Box shares tumbled after last night’s earnings report despite the in-line losses and better-than-expected revenue. Today the stock declined by as much as 12.36% to $12.41 per share even though management also raised their full year guidance.
Box a victim of tech skepticism?
Box reported adjusted losses of 31 cents per share (as mentioned above, in line with expectations) and revenue of $78.7 million compared to the analyst estimates of $76.76 million in revenue. It’s possible the company needs to establish a track record of success before Wall Street will be convinced that it’s able to stand up to behemoths like Microsoft and Amazon Web Services in the cloud storage space.
Investors have become increasingly skeptical of new(ish) tech companies immediately following their initial public offerings, especially those that can’t quickly begin showing profits rather than losses and demonstrating outperformance in the area of user growth. Box’s problem is that its expenses relating to the setting up of another data center and moving into new headquarters are growing quickly relative to its sales growth.
Because of rising expenses, the company’s gross margin has declined steadily throughout the year, presenting a problem, according to Stifel analyst Aaron Rakers and his team. He maintains his Hold rating on Box stock although all in all, he doesn’t seem to think last night’s earnings results were too bad.
“Impressed” by Box
Rakers said in his Dec. 2 report that he continues to be “impressed by Box’s ability to add large enterprise customers. The cloud storage firm added 54,000 registered paying enterprise organization during the third quarter, marking a sequential increase of 4,000. Also management announced a new partnership with IBM, and the analyst was encouraged by their commentary on that partnership, as they reported that they have more than 100 deals through that partnership in the pipe.
Also Box said it had three contracts worth more than $500,000 in total, which is a decline from the previous quarter’s four deals and last year’s six deals worth more than that. Also it had 27 deals worth more than $100,000, another decline from the previous quarter’s 33 and last year’s 48 deals. Further, management said they had “a couple” contracts in the seven figures that were signed during the third quarter. Another positive customer-related metric is Box’s 119% retention rate, which reflects customer expansion of 23% and a “strong sub-4% churn rate,” according to Rakers.

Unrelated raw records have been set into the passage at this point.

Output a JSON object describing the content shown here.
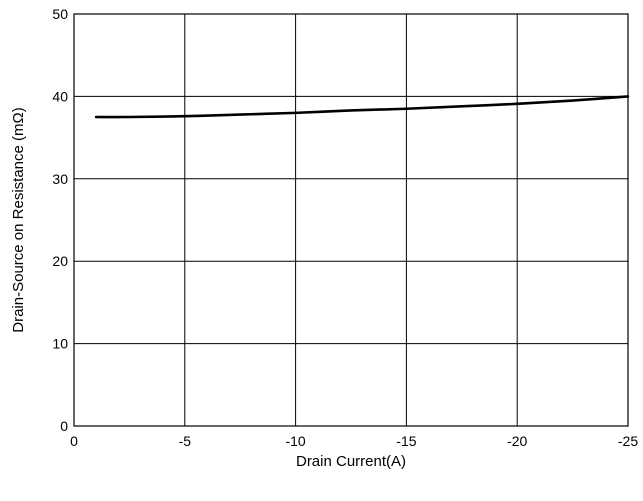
{
  "chart_data": {
    "type": "line",
    "title": "",
    "xlabel": "Drain Current(A)",
    "ylabel": "Drain-Source on Resistance (mΩ)",
    "xlim": [
      0,
      -25
    ],
    "ylim": [
      0,
      50
    ],
    "xticks": [
      0,
      -5,
      -10,
      -15,
      -20,
      -25
    ],
    "xtick_labels": [
      "0",
      "-5",
      "-10",
      "-15",
      "-20",
      "-25"
    ],
    "yticks": [
      0,
      10,
      20,
      30,
      40,
      50
    ],
    "ytick_labels": [
      "0",
      "10",
      "20",
      "30",
      "40",
      "50"
    ],
    "grid": true,
    "series": [
      {
        "color": "#000000",
        "x": [
          -1,
          -2.5,
          -5,
          -7.5,
          -10,
          -12.5,
          -15,
          -17.5,
          -20,
          -22.5,
          -25
        ],
        "y": [
          37.5,
          37.5,
          37.6,
          37.8,
          38.0,
          38.3,
          38.5,
          38.8,
          39.1,
          39.5,
          40.0
        ]
      }
    ]
  }
}
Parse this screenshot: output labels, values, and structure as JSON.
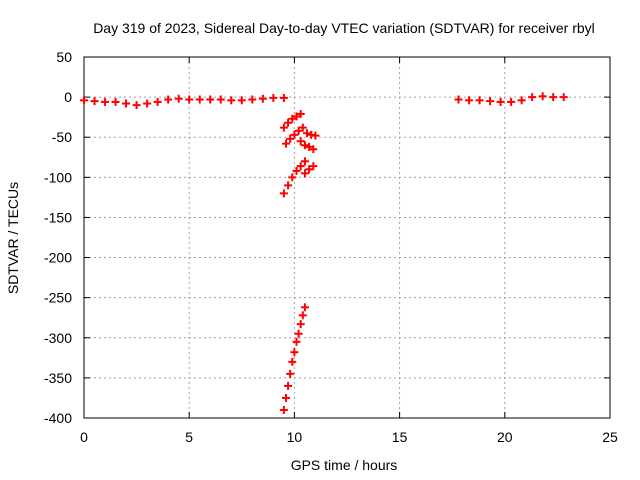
{
  "chart_data": {
    "type": "scatter",
    "title": "Day 319 of 2023, Sidereal Day-to-day VTEC variation (SDTVAR) for receiver rbyl",
    "xlabel": "GPS time / hours",
    "ylabel": "SDTVAR / TECUs",
    "xlim": [
      0,
      25
    ],
    "ylim": [
      -400,
      50
    ],
    "x_ticks": [
      0,
      5,
      10,
      15,
      20,
      25
    ],
    "y_ticks": [
      50,
      0,
      -50,
      -100,
      -150,
      -200,
      -250,
      -300,
      -350,
      -400
    ],
    "grid": true,
    "marker": "+",
    "colors": {
      "points": "#ff0000",
      "grid": "#a0a0a0",
      "axes": "#000000"
    },
    "series": [
      {
        "segments": [
          {
            "x": [
              0.0,
              0.5,
              1.0,
              1.5,
              2.0,
              2.5,
              3.0,
              3.5,
              4.0,
              4.5,
              5.0,
              5.5,
              6.0,
              6.5,
              7.0,
              7.5,
              8.0,
              8.5,
              9.0,
              9.5
            ],
            "y": [
              -4,
              -5,
              -6,
              -6,
              -8,
              -10,
              -8,
              -6,
              -3,
              -2,
              -3,
              -3,
              -3,
              -3,
              -4,
              -4,
              -3,
              -2,
              -1,
              -1
            ]
          },
          {
            "x": [
              9.5,
              9.7,
              9.9,
              10.1,
              10.3
            ],
            "y": [
              -38,
              -32,
              -27,
              -24,
              -21
            ]
          },
          {
            "x": [
              9.6,
              9.8,
              10.0,
              10.2,
              10.4
            ],
            "y": [
              -58,
              -52,
              -47,
              -42,
              -38
            ]
          },
          {
            "x": [
              9.5,
              9.7,
              9.9,
              10.1,
              10.3,
              10.5
            ],
            "y": [
              -120,
              -110,
              -100,
              -92,
              -86,
              -80
            ]
          },
          {
            "x": [
              10.3,
              10.5,
              10.7,
              10.9
            ],
            "y": [
              -55,
              -60,
              -62,
              -65
            ]
          },
          {
            "x": [
              10.6,
              10.8,
              11.0
            ],
            "y": [
              -45,
              -47,
              -48
            ]
          },
          {
            "x": [
              10.5,
              10.7,
              10.9
            ],
            "y": [
              -95,
              -90,
              -86
            ]
          },
          {
            "x": [
              9.5,
              9.6,
              9.7,
              9.8,
              9.9,
              10.0,
              10.1,
              10.2,
              10.3,
              10.4,
              10.5
            ],
            "y": [
              -390,
              -375,
              -360,
              -345,
              -330,
              -318,
              -305,
              -295,
              -283,
              -272,
              -262
            ]
          },
          {
            "x": [
              17.8,
              18.3,
              18.8,
              19.3,
              19.8,
              20.3,
              20.8,
              21.3,
              21.8,
              22.3,
              22.8
            ],
            "y": [
              -3,
              -4,
              -4,
              -5,
              -6,
              -6,
              -4,
              0,
              1,
              0,
              0
            ]
          }
        ]
      }
    ]
  }
}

He remains on the sidelines on Box right now because the company continues to post operating losses and burn cash (Note that these same two things don’t give most analysts pause on other companies, particularly in the area of new technologies like solar power).
Box’s gross margin in focus
He adds, however, that the company’s gross margin was at 73.4% during the quarter and believes that this metric will remain in focus for some time. In the previous quarter, the company’s gross margin was at 75.3%, while in last year’s third quarter, it was at 80.6%, showing a steady downward decline, which is usually a concern for tech companies, although for those in their early stages of build-out, like Box is, this metric could indeed be worse than it is.
The company saw negative impacts on operating expenses and continues to burn cash because it added a fourth data center and is in the process of moving to its new headquarters located in Redwood City. Box did have $174.9 million in net cash on its balance sheet at the end of the quarter, compared to $244 million at the end of the first quarter and $202.2 million at the end of the second quarter.
Box’s guidance is solid
Management guided for fourth quarter revenue to be between $81 million and $82 million, which represents a year over year increase of 29% to 31% and is ahead of the consensus estimate at $80.7 million. They expect a non-GAAP EBIT percentage of -43% to -44% for the quarter and maintained their expectation to reach breakeven free cash flow in the fourth quarter of fiscal 2017 (note that the quarter reported last night is Box’s third quarter of fiscal 2016, which puts breakeven about a year away).
Rakers notes that the company’s BoxWorks conference added incremental expenses that amounted to about 6% of total revenue or about $5 million. He let his estimates for fiscal 2017 and 2018 unchanged. The Stifel analyst believes Box’s ability to leverage its partnership with IBM might be important but expects other similar partnerships with major cloud platform providers might develop throughout calendar year 2016.